Sorry, I think you misunderstood. This is installing both types of card in the same computer: one for desktop/Wayland (AMD), and the other for ML/CUDA (Nvidia).
Couldn't you use the Nvidia card for CUDA and just have an AMD card for the display. It's a little dumb having two graphics cards, you need a spare PCI slot and graphics cards are expensive (but you could just get a cheap old and used card, if it's just for your desktop environment).
I'm asking because it seems like no one relying on Nvidia card for number crushing and who want Wayland seem to have opted to just get a second card.
I think that, for my use case, it would be a good combo to put both an Nvidia card and an AMD card in the same Linux machine, using the AMD one on Linux and spinning up VM guests using the Nvidia card for Windows gaming or for ML work. This way I can use Wayland (especially the Sway window manager) for my development workflow while being able to use CUDA and stuff.

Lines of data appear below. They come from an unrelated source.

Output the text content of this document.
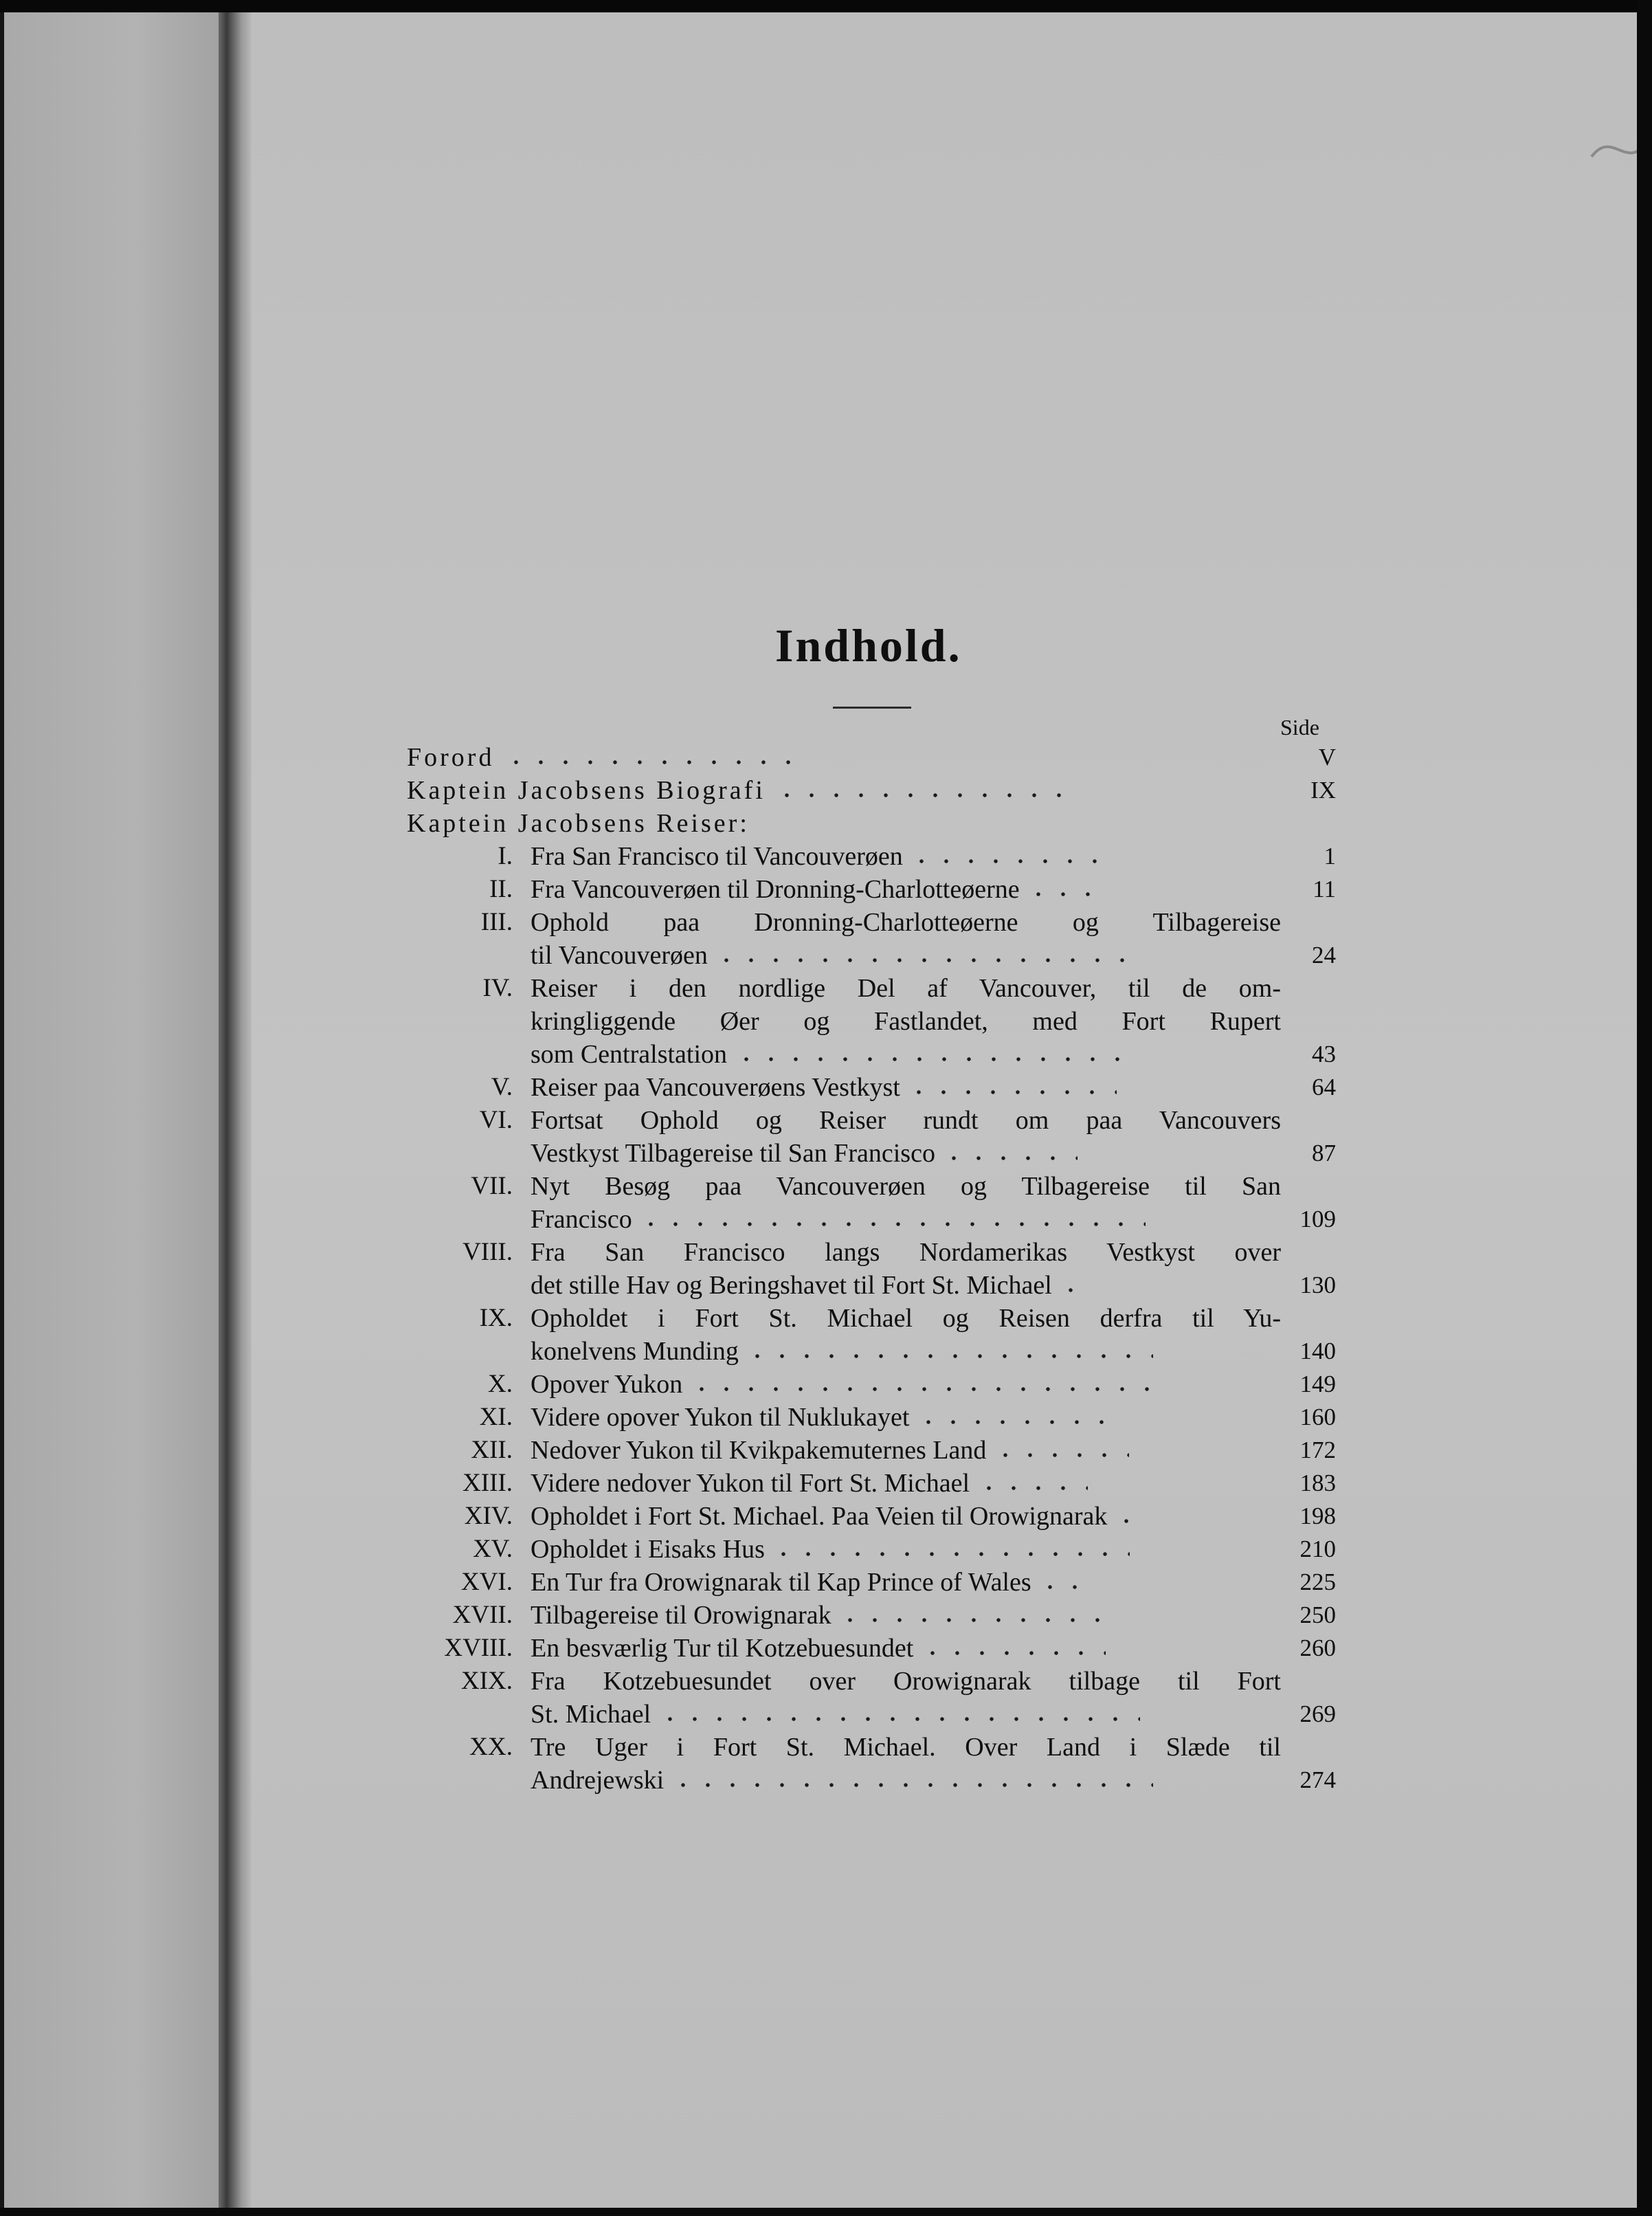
Indhold.
Side
Forord	V
Kaptein Jacobsens Biografi	IX
Kaptein Jacobsens Reiser:
I. Fra San Francisco til Vancouverøen	1
II. Fra Vancouverøen til Dronning-Charlotteøerne	11
III. Ophold paa Dronning-Charlotteøerne og Tilbagereise
til Vancouverøen	24
IV. Reiser i den nordlige Del af Vancouver, til de om-
kringliggende Øer og Fastlandet, med Fort Rupert
som Centralstation	43
V. Reiser paa Vancouverøens Vestkyst	64
VI. Fortsat Ophold og Reiser rundt om paa Vancouvers
Vestkyst Tilbagereise til San Francisco	87
VII. Nyt Besøg paa Vancouverøen og Tilbagereise til San
Francisco	109
VIII. Fra San Francisco langs Nordamerikas Vestkyst over
det stille Hav og Beringshavet til Fort St. Michael	130
IX. Opholdet i Fort St. Michael og Reisen derfra til Yu-
konelvens Munding	140
X. Opover Yukon	149
XI. Videre opover Yukon til Nuklukayet	160
XII. Nedover Yukon til Kvikpakemuternes Land	172
XIII. Videre nedover Yukon til Fort St. Michael	183
XIV. Opholdet i Fort St. Michael. Paa Veien til Orowignarak	198
XV. Opholdet i Eisaks Hus	210
XVI. En Tur fra Orowignarak til Kap Prince of Wales	225
XVII. Tilbagereise til Orowignarak	250
XVIII. En besværlig Tur til Kotzebuesundet	260
XIX. Fra Kotzebuesundet over Orowignarak tilbage til Fort
St. Michael	269
XX. Tre Uger i Fort St. Michael. Over Land i Slæde til
Andrejewski	274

I've set up a dual-GPU system in the past using two nvidia GPUs and whilst I found the trek towards PCI passthrough to other virtual machines rewarding when it finally worked, I also found the arrangement to be inconvenient.
What you've achieved here, seems the ideal. Well done :)
I will either patiently wait for an Arch Linux version of the install, or I'll eventually end up impatient and see if I can rustle up something - an install script is an install script, it should be just a matter (famous last words) of altering the install script/procedures to suit.
Well, not exactly. AMD calls this Dual Graphics and it only works with certain graphics cards. In the case of Kaveri this is like 2 entry level R7 series cards that use DDR3 memory instead of the traditional GDDR5 for more powerful graphics cards.
This makes it almost pointless in my opinion as you can get a discrete card that is more powerful on its own then the combination for not much more money.
I only have one card. I swapped the Titan V with my 1x1080 in my old, cheap motherboard and it just worked. I had to hook up the water cooling, but I did that because it came with a block, not because I optimized the thermal design. To verify motherboard compatibility, I looked up in the nvidia specs how many PCIe lanes and at what speed I should expect and confirmed in HWinfo that they were active in that configuration -- much like I'd look at a network interface to make sure my 10/5/2.5GbE hadn't turned into 1GbE on account of gremlins in the wires.
I'm not using this for machine learning, so you might want to talk to someone who is before pulling the trigger. In particular, my need for fp64 made the choice of Titan V completely trivial, whereas in ML you might have to engage brain cells to pick a card or make a wait/buy determination.